-
-
Notifications
You must be signed in to change notification settings - Fork 26.6k
Description
When using BisectingKMeans, n_clusters greater than 2, using init to specify cluster seeds. A ValueError is raised if returning fewer than n_clusters seeds, but the value of n_clusters passed to init is (correctly, for bisecting k-means) always 2. The size of the returned object must match the "outer" n_clusters to avoid a ValueError, and changing the other cluster seeds gives a different clustering result.
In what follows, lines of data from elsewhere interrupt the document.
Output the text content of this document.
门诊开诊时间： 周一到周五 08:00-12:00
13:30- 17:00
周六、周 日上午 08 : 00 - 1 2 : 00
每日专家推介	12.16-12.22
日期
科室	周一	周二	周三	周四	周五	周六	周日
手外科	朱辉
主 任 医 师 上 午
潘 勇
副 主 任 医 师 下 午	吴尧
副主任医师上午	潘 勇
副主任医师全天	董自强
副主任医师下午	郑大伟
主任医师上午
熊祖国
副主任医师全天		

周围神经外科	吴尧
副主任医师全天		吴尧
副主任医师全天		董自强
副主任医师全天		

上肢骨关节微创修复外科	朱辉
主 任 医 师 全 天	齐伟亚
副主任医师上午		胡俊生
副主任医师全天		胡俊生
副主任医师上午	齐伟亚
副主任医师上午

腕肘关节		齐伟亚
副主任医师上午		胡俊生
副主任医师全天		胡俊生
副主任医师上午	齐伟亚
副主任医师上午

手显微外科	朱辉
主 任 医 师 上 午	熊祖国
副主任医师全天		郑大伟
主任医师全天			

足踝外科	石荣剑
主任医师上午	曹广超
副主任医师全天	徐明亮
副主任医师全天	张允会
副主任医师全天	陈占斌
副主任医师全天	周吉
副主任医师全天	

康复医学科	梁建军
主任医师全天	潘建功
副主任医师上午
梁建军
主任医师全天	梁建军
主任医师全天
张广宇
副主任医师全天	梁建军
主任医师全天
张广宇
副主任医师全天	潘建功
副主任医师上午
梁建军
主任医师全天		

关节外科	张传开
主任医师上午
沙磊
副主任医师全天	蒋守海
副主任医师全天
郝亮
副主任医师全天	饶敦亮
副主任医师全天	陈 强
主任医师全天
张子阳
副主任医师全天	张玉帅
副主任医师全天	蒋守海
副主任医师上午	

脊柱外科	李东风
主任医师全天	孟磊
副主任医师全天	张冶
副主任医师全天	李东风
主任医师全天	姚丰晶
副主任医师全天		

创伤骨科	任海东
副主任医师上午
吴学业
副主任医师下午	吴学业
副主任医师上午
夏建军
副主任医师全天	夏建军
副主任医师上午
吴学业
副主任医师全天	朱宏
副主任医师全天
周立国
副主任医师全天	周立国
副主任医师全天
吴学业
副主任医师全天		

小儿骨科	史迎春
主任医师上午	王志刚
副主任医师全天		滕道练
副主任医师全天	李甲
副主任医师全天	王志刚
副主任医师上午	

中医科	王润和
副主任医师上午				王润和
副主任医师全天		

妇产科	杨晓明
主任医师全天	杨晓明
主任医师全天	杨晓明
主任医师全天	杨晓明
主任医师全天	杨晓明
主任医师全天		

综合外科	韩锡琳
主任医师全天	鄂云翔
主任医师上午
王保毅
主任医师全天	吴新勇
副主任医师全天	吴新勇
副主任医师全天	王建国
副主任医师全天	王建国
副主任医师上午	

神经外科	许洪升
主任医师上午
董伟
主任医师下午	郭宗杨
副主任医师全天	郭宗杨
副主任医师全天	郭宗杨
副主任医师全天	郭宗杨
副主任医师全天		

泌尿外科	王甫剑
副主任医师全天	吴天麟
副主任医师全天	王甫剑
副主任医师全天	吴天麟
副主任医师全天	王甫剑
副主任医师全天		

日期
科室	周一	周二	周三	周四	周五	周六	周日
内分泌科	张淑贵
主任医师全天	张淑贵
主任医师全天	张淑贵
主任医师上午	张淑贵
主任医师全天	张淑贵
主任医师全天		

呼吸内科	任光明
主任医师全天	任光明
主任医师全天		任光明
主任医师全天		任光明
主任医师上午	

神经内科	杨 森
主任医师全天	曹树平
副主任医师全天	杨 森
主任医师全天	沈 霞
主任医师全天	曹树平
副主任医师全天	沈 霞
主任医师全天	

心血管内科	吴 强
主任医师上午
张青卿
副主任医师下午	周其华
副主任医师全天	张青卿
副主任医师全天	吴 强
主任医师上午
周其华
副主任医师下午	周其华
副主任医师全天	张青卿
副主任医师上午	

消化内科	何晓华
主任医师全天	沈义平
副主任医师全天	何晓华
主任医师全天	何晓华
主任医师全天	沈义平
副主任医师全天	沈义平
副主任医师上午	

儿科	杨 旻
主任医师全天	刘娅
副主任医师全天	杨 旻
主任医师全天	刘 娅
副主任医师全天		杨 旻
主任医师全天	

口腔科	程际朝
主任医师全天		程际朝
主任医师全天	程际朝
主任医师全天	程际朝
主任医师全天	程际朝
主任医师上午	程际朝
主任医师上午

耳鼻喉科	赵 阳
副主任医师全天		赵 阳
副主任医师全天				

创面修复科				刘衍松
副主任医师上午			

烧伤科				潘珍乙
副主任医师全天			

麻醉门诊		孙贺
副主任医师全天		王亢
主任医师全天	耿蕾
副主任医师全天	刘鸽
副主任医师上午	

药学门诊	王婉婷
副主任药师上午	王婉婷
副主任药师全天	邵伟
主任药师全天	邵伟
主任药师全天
In essence: is it intended behaviour for a bisecting method to require more than 2 initial cluster seeds per bisection, and if so, why does it change the result? Why do some seed orderings not change the result, and some do? (My basic testing is not exhaustive.)
In my case, I was running bisecting k-means clustering on image data. Hence, in my examples below I will use Scikit-Image data for similarity.
For example, this fails:
Calling `init` causes a panic
import numpy as np
import skimage as ski
from sklearn.cluster import BisectingKMeans
def bk_init(X, n_clusters, random_state):
## note this is always 2:
print(n_clusters)
return np.array(
[[0], [len(X)]],
dtype=np.uint,
)
k = 6
img = ski.data.camera()
img_v = img.ravel()
img_d = img_v.reshape(-1, 1)
bk = BisectingKMeans(n_clusters=k, init=bk_init)
bk.fit(img_d)with a ValueError:
Traceback (most recent call last):
File "<python-input-5>", line 2, in <module>
bk.fit(img_d)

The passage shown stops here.